Fighting Chikungunya with Medicinal Plants
October 13, 2010
School of Engineering, Coimbatore
An Amrita research paper titled Homology Modeling and Protein Ligand Interaction to Identify Potential Inhibitor for E1 Protein of Chikungunya was recently published in the international journal Information and Communication Technologies – Communications in Computer and Information Sciences (Springer).
This paper by the Computational Chemistry Group at Amrita’s Coimbatore campus highlighted the findings of the research team with regard to inhibiting Chikungunya using medicinal plants.
An overwhelming, but non-fatal viral illness that has recently seen an outbreak in many parts of India, Chikungunya remains a challenge for the medical community. Although several drugs are available to counteract the disease, none are fully effective and all have undesirable side effects.
“Our country is blessed with medicinal plants,” explained Dr. Krishnan Namboori, who led the study. “It was in these plants that our research team sought their answers.”
The research team focused on identifying and developing effective potential drug molecules to counteract Chikungunya. The team studied the characteristics of the Chikungunya virus, its structure and its response to various chemicals and phytochemicals from medicinal plants.
“This was done to gain an insight into a suitable inhibitor for the Chikungunya E1 envelope protein that would prevent binding of the virus with the host cells,” further explained Dr. Namboori.
“Arthropod-borne viruses (arboviruses) are the causative agents of most of the budding infectious diseases and are reasons for major public health concerns.”
The team successfully identified inhibitory activity of nine phytochemicals as a result of interaction studies carried out between various phytochemicals and the target proteins.
Of the nine phytochemicals, a promising inhibitor, Osltamivir, was identified. The team found that this could potentially stop the binding of the Q1El92_CHIKV virus with the host.
Further clinical analysis is required before the compound can be used on a commercial scale.

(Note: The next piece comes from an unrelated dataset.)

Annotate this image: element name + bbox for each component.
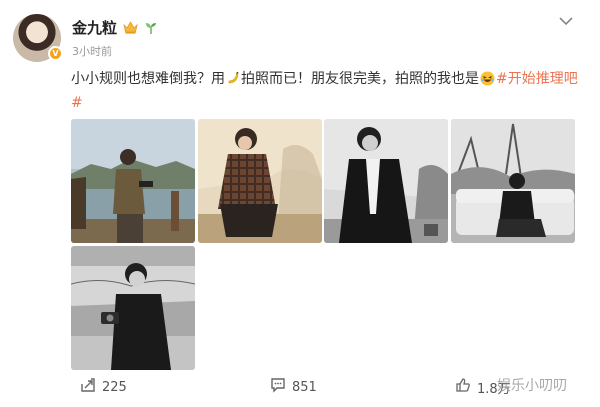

“It was interpreted that Osltamivir could be a promising inhibitor for E1 domain of Q1El92_CHIKV virus as the drug target yet pharmacological studies have to confirm it,” summed up the paper abstract.
In addition to research associates of the Computational Chemistry group, participants in the research study included M.Sc. (Bioinformatics) graduates from the Amritapuri campus as well as final-year M.Tech. (Biomedical Engineering) students from Coimbatore campus.

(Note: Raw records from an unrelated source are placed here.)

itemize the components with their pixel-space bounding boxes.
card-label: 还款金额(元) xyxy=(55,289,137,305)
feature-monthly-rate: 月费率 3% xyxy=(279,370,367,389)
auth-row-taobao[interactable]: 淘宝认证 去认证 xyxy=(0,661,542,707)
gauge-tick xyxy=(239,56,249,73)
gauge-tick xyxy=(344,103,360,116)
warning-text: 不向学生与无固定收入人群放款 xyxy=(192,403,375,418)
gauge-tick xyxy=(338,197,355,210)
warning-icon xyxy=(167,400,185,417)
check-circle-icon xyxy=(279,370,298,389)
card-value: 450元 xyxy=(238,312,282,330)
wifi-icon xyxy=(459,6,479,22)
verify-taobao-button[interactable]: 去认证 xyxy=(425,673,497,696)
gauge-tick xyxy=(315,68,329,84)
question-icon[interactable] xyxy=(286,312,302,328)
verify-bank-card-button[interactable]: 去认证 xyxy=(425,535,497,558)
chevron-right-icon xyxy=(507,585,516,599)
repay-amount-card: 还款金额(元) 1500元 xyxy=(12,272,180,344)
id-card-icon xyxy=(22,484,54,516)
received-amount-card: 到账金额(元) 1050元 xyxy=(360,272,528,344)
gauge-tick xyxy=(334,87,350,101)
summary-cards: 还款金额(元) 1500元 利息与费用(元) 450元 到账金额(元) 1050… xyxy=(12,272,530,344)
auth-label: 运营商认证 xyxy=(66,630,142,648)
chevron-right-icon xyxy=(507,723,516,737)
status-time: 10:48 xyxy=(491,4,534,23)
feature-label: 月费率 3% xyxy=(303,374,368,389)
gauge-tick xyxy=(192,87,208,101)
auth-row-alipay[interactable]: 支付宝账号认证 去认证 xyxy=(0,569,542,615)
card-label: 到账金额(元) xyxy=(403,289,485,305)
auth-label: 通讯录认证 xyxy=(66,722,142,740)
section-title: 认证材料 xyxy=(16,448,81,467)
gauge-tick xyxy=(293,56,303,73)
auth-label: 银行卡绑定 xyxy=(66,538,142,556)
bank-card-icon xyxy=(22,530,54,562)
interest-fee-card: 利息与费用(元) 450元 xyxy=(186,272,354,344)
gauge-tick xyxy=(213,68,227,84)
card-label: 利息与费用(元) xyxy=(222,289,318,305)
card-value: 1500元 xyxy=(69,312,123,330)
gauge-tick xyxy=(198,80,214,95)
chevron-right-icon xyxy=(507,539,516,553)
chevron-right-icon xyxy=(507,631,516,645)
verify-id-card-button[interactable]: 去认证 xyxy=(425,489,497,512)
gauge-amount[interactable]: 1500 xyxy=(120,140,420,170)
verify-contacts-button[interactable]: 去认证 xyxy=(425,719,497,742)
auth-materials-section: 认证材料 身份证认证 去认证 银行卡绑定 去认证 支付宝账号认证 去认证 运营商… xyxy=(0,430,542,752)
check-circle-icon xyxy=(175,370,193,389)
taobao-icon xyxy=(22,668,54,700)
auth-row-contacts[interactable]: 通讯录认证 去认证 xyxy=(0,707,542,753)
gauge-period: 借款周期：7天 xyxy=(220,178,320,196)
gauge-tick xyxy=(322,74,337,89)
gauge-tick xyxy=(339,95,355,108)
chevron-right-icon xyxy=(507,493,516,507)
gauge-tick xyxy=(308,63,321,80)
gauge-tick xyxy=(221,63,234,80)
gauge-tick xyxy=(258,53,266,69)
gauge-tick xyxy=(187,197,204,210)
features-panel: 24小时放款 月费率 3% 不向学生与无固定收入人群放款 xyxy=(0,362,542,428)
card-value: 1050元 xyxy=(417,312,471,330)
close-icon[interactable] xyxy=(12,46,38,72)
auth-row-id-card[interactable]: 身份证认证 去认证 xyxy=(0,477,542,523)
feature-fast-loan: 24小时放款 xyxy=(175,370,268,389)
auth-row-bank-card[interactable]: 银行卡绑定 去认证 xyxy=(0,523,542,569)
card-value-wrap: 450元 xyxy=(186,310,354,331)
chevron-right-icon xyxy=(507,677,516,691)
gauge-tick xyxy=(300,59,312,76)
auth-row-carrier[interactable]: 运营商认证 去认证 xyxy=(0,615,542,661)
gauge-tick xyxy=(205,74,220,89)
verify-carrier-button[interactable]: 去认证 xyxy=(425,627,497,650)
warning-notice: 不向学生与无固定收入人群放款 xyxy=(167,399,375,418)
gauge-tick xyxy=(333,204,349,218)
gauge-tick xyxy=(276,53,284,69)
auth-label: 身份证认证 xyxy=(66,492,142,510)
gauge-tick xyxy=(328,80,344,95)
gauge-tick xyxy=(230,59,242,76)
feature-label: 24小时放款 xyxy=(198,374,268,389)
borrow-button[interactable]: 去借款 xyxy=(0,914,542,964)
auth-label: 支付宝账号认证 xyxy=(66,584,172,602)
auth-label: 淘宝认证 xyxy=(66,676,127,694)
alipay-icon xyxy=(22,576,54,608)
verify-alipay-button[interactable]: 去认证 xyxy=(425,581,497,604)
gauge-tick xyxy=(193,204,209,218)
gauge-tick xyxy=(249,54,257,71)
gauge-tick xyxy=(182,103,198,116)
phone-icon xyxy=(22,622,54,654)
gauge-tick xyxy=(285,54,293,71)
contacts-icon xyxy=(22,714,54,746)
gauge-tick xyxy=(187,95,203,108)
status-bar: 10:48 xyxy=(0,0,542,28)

C. S. Vasavi, Saptharshi, R. Radhika Devi, Lakshmi Anand, Megha. P. Varma and P. K. Krishnan Namboori, Homology Modeling and Protein Ligand Interaction to Identify Potential Inhibitor for E1 Protein of Chikungunya
Chikungunya fever is an overwhelming, but non-fatal viral illness that has been reported in many parts of the country. The E1 domain of Q1El92_CHIKV virus that helps in binding with the host has been determined by using comparative homology modeling program MODELLER based on crystal structure of the homotrimer of fusion glycoprotein E1 from Semliki Forest virus as a template protein and it had 63% sequence identity. The modeled structure‘s energy was minimized and validated using structure validation server in which 82.8% of the residues were present in the most favored regions of the Ramachandran plot. Disulphide bonds which help in protein folding of the proteins were analyzed and it was found to be conserved for both the homologous and the modeled structures. The ion pairs which contribute to fusion of viral membranes and that help in solvent protein interactions were analyzed. Docking studies was carried out with various phytochemicals and it was found that osltamivir had the most stable interaction with the E1 domain of the Q1El92_CHIKV virus. Thus from the complex scoring and binding ability it was interpreted that Osltamivir could be a promising inhibitor for E1 domain of Q1El92_CHIKV virus as the drug target yet pharmacological studies have to confirm it.